The flat back of this figure is typical. Votives like this one were designed to stand in niches or against sanctuary walls, visible only from the front. Paint, now lost, would have supplied many details that the carving left undefined. Faces that seem generic or crude to modern eyes may once have had carefully rendered features, picked out in red, black, and yellow pigment. Without the head, precise dating becomes difficult; the shape of the eyes, when preserved, often provides the best chronological indicator. Based on style and parallels, this figure likely dates to the late sixth or fifth century BCE.
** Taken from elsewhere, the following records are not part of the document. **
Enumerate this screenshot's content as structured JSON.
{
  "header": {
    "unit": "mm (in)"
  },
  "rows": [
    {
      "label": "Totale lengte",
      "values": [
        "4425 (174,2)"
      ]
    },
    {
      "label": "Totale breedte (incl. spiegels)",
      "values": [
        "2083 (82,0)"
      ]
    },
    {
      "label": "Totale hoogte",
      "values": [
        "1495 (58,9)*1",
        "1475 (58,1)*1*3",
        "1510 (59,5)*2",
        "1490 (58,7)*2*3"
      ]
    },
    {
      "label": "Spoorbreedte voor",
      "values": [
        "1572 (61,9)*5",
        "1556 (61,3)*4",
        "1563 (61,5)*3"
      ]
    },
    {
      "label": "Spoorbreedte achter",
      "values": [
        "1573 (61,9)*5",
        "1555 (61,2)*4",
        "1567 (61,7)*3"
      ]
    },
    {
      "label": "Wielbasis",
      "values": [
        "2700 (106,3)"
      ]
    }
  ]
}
The loss of head, arm, and feet does not diminish what remains. The knotted lion's pelt across the chest, the subdued animal stretched along the thigh, the belted tunic, and the overall stance all survive intact. These are the elements that identified the figure to ancient worshippers and that still allow us to place it within its religious and artistic context.
A God for Everyone
The deliberate ambiguity of this Cypriot type may have been central to its success. In the sanctuaries where these figures were dedicated, worshippers from different backgrounds, Phoenician colonists, Greek traders, and the native Cypriot population, could each recognise their own deity. A visitor from Tyre saw Melqart. A Greek saw Heracles. A local devotee saw the island's own divine protector, whatever name they used. The image served as common ground in a society where cultural exchange, rather than assimilation, was the norm.
No dedicatory inscriptions securely linking this iconographic type to a specific divine name have survived from the Archaic or Classical periods. The conventional modern label "Herakles-Melqart" acknowledges this uncertainty while recognising the dual heritage visible in the figure's attributes. Some scholars prefer to speak of a "Master of the Lion" type, defined by its iconography rather than by a divine name that may have varied from sanctuary to sanctuary.
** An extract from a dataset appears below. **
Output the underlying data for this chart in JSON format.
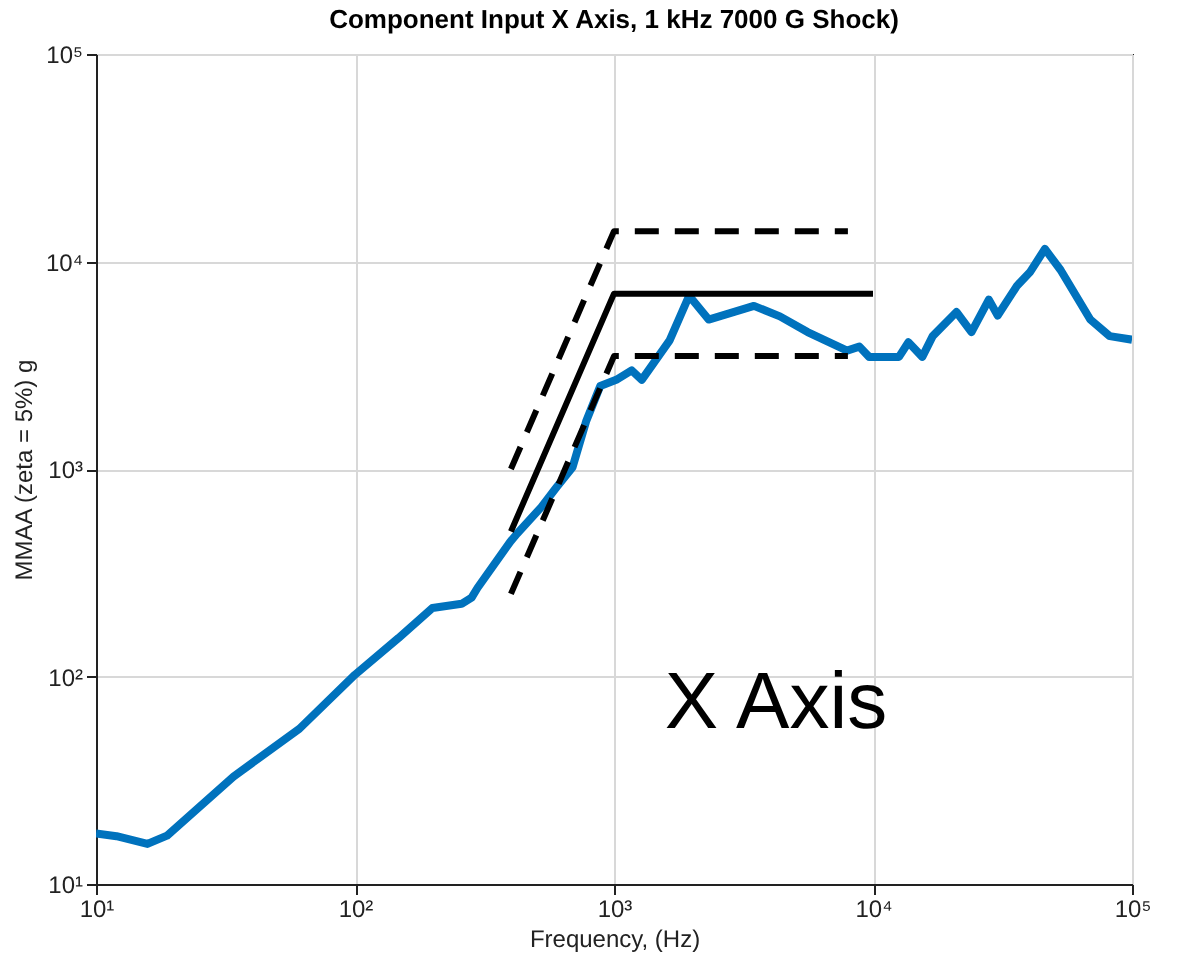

The figure that left Cyprus for David Jonson's collection began its existence as an act of devotion, a votive placed in a shrine to secure divine favour or to thank a god for blessings received. It stood for centuries in the half-light of a sanctuary, its painted features fading, its raised arm eventually breaking away. That it survives at all is remarkable; that it survives in identifiable form, with its iconographic programme still legible, is a gift to anyone interested in the religious imagination of the ancient Mediterranean. The god who wore the lion skin before Heracles claimed it still holds his prey.